Volunteers working at flood relief camps say women eat less and drink less to save themselves the ordeal of having to relieve themselves in the open frequently, which is taking a heavy health toll on the malnourished women, including pregnant women.
Most people have made a temporary toilet near their shelters using wood and chaddars at the Jhuddo camp. Zubaida lamented that she and other women are forced to use contaminated rainwater for washing purposes in the absence of clean water.
“People in rural areas see relieving themselves in the open as the easiest way to deal with their natural needs,” said Dr Sajida Abro, who is working with a welfare organisation in flood-hit areas. “Now that they have to live there, open defecation is causing various diseases [among them].” This factor coupled with swarms of mosquitoes and flies have created a breeding ground for diseases and infections, affecting every third person at these camps, she said.
Abro pointed out that holding urine for longer periods and using contaminated water for washing purposes is causing urinary tract infections (UTIs) among women, adding that these infections can also affect lungs if not cured in a timely manner. She said women hesitate to discuss the problem even with lady doctors, due to which the disease is not treated and deteriorates over time.
In some areas, lady doctors do not exist at all and it is unreasonable to expect women to seek treatment from male doctors in a conservative society like ours, she maintained.
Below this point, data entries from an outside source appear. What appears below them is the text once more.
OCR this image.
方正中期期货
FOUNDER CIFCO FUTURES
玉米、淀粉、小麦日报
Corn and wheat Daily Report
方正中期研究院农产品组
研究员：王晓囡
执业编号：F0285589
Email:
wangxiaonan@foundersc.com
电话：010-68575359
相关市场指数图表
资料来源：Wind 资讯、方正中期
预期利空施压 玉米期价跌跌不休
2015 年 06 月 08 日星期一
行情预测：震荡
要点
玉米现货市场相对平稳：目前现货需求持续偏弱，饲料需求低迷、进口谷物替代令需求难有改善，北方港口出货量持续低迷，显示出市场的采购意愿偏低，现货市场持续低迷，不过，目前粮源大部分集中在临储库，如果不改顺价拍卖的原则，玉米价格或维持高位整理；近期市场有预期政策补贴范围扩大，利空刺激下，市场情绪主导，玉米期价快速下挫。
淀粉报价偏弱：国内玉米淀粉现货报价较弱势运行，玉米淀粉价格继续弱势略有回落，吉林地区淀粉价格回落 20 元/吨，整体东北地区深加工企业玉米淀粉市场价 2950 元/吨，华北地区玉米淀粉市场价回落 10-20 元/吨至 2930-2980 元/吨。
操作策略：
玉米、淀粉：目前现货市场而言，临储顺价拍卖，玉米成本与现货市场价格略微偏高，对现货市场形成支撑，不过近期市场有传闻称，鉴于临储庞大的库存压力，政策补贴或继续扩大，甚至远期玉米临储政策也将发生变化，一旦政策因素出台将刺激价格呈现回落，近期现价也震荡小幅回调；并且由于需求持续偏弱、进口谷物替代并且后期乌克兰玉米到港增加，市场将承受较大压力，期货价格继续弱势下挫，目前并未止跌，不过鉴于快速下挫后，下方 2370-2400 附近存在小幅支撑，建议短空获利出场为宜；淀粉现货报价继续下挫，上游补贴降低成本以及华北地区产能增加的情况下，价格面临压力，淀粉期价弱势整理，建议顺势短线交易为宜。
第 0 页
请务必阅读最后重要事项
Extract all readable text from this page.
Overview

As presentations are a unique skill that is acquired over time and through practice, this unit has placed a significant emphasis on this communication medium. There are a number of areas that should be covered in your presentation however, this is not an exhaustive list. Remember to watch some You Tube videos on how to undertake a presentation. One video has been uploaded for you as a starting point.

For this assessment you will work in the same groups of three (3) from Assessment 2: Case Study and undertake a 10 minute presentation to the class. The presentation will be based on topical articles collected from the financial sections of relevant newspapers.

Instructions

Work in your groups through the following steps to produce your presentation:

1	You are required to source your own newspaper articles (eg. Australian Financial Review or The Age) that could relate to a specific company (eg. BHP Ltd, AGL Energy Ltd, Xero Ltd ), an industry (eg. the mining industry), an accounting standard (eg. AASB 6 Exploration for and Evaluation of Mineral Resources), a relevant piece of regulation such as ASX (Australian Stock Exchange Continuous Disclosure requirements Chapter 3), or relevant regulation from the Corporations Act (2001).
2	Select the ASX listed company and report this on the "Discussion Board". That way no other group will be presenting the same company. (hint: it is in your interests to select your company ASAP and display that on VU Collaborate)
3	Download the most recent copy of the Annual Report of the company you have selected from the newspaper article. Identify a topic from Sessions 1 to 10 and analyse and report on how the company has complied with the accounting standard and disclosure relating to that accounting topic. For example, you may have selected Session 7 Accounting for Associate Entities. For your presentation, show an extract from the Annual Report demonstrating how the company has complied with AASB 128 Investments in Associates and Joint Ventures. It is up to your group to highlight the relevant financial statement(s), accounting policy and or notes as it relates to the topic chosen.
Sehrish said several medical camps have been set up in the city centres away from shelters for the flood victims who are asked to come there. “How can they go there and get treatment if they don’t have fare,” she asked.
Dr Zahid Iqbal, the health department’s focal person on rain emergencies in Badin district, told ARY News that medical camps have been set up at six spots in the district and mobile units are also present at various locations. Each camp has two male and two female doctors, he added.
He said that skin ailments and diarrhoeal diseases are rampant among flood victims due to poor sanitation and consumption of contaminated water while pregnant women suffer from anemia.
Worsening menstrual health crisis
Calls for provision of menstrual hygiene products to flood-hit women has triggered a debate on social media with some users, terming sanitary pads a luxury of urban women, wondered if women in rural areas know how to use them.
Most women at the roadside camp in Jhuddo were not familiar with sanitary napkins but described menstrual days as an added challenge.
“It is very difficult to go to washrooms with men all around here. Our misery mounts during these days,” 20-year-old Hajira said.
In normal circumstances, she said, women use a piece of cloth to soak up the discharge. “Usually, all women wash and reuse cloth pads but there are no supplies here and there is this dirty rainwater to wash them. What should we do? Where should we go? It’s just difficult,” Hajira said, sounding helpless.
15-year-old Yasmin, however, is familiar with sanitary pads as she has seen their commercials on TV and even used them once. “I washed pads after using them and then disposed of them. Throwing them away without washing is a sin,” she said.
Faryal Ahmed, a volunteer of a welfare organisation, said the organisation has not only supplied sanitary products to displaced women but also educated them on how to use them.
Dr Sajida Abro said that poor menstrual hygiene could cause infections and diseases in reproductive organs, which can lead to complications during pregnancy or childbirth. She added it can also cause infertility.